The loan is worthless
in this new market but a 20% cut in a direct payment is real. Assuming an
average wheat direct payment of $15, ACRE would cause a $3.00 reduction in
direct payments. The 28 year average ACRE payment was $3.07 on Kansas wheat
and that assumes farmers also had a farm level loss in all of those ACRE
payment years. So the reduction in direct payments would have paid for
ACRE on Kansas wheat.
However, there will be
miss-informed farmers who will cancel their crop insurance coverage because
they have ACRE unless your insurance agents educate them on ACRE vs. crop
insurance that include:
- Crop insurance does
not require a state level revenue loss for payments.
- Crop insurance does
not have a per acre payment cap of 25%.
- Crop insurance does
not have a farmer payment limit.
- Higher market
prices will eliminate the ACRE payment as occurred on 2007 Kansas wheat.
Under crop insurance farmers may buy CRC or the harvest price option so
that when prices increase it does not eliminate crop insurance payments
but does the opposite by increasing payments. When farmers have no
yield is when they have the greatest need for cash.
- There is larger
negative price-yield correlation at the state level in core growing
states, i.e. Iowa corn, Kansas wheat, etc.

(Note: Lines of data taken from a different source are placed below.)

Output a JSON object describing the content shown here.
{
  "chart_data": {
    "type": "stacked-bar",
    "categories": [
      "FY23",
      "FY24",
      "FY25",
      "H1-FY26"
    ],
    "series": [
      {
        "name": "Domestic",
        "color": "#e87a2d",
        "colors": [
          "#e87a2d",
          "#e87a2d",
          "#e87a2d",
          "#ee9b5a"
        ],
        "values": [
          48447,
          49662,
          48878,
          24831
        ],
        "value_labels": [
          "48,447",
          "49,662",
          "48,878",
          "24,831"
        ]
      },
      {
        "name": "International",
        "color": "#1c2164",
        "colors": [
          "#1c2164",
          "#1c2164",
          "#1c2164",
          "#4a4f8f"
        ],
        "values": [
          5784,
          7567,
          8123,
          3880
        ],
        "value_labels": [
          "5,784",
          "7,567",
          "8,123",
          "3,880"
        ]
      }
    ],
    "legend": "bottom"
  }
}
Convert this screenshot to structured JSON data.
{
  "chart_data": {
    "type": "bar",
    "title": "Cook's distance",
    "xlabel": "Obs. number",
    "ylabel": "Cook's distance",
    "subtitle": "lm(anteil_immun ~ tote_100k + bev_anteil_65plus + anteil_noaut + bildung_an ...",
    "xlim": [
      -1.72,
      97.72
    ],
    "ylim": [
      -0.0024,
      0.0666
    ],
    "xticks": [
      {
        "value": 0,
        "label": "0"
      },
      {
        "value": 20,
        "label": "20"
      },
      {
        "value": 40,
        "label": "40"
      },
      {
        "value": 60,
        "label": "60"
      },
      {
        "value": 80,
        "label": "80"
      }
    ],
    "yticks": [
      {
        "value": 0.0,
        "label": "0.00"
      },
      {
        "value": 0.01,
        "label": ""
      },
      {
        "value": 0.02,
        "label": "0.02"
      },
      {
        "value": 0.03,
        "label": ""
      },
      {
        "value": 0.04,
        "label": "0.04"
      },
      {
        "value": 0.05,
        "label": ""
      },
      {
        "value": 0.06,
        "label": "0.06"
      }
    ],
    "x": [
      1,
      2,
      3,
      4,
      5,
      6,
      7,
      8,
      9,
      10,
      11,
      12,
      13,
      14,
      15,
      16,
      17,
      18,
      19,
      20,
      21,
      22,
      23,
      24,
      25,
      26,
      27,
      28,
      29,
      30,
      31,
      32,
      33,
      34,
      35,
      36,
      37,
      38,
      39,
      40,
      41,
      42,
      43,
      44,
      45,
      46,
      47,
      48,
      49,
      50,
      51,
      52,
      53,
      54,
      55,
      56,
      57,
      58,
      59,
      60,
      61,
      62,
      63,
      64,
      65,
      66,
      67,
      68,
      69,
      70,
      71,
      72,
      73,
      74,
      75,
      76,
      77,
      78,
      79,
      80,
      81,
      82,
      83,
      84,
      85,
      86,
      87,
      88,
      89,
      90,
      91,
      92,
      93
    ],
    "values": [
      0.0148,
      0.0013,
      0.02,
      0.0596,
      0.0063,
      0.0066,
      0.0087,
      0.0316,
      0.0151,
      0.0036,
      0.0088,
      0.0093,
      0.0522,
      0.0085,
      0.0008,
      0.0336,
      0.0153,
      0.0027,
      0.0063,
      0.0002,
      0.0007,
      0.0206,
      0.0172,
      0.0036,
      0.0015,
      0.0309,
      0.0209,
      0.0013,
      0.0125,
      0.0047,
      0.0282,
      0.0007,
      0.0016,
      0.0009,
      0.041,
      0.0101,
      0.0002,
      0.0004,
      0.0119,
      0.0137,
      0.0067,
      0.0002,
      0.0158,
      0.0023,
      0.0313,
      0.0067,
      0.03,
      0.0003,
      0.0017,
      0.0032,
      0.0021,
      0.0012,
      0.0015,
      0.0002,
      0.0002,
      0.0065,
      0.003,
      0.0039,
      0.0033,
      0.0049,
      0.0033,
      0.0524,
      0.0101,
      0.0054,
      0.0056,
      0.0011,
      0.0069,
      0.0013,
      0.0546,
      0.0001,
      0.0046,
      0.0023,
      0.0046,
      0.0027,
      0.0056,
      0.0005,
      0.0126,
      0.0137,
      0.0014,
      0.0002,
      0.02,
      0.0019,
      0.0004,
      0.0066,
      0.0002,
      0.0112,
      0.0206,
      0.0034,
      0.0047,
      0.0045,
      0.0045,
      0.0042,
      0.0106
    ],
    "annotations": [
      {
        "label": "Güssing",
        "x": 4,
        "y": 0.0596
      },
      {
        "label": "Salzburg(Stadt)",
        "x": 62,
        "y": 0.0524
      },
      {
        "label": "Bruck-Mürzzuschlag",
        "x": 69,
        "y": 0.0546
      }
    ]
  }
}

It is likely this
negative-price yield correlation has increased because there is very
little carry over causing very tight stock-to-use ratios. This means low
crop yields in those states often cause prices to increase and eliminate
ACRE payments as occurred on the 2007 Kansas wheat crop.
- In 2007 Kansas
wheat yields were good in NW Kansas but not central Kansas. Acre would
not have paid and those central Kansas wheat farmers would have had major
losses without crop insurance payments.
Conclusion: It
does not appear that ACRE will be a major competitor for crop insurance.
However, ACRE may cause some farmers to drop their crop insurance coverage
because they believe crop insurance is overrated in their area. There is
evidence to support the argument that in some counties the expected county
yield is overstated for GRIP/GRP but in other counties it is understated.
University of Illinois on their WEB site FarmDoc will even identify the
counties with overstated county yields, making it easier to adverse select.
The APH programs are more difficult to rate with short run yield problems.
In any case there maybe an argument that the ACRE program will put greater
pressure on rating accuracy. When allowed to work even Washington can not
ignore the judgment of the market!
Will ACRE work on
Kansas wheat? Yes.
The method for setting
expected Kansas wheat yields was changed from the original proposal. The
new method is more favorable to Kansas wheat.
The strike price for
ACRE is a two year average of the prior two years so when prices start to
fall farmers will have a lower expected price. Farmers are in effect buying
an in-the-money put option on expected state revenue. However, because of
the negative price-yield correlation on Kansas wheat, I would suggest
locking in the expected payment with the purchase of a call option.
So it will depend on
the market, if farmers should select ACRE on wheat the first year. It will
also depend on the markets for the other crops. So one may get a different
answer if a farmer’s dominate crop is wheat versus corn.
Conclusion:
ACRE is not a “no brainier” on Kansas wheat. Over the last 28 years
the reduction in direct payments would have equaled the sum of the ACRE
payments. However, once prices start to decline, then farmers will be able
to adverse select on ACRE and there is a 10% cup on the guarantee. The only
thing that would have made ACRE better for farmers would have been if
farmers could select individual crops for ACRE and not all crops, and if
they could switch back to the direct payment in future years.
On must also remember
there is a 10% cap, so in some years it is possible the expected market
price will be higher than the ACRE strike price. Therefore, farmers are
effectively buying an out-of-the-money put option on state yields. In those
years ACRE will provide little risk protection.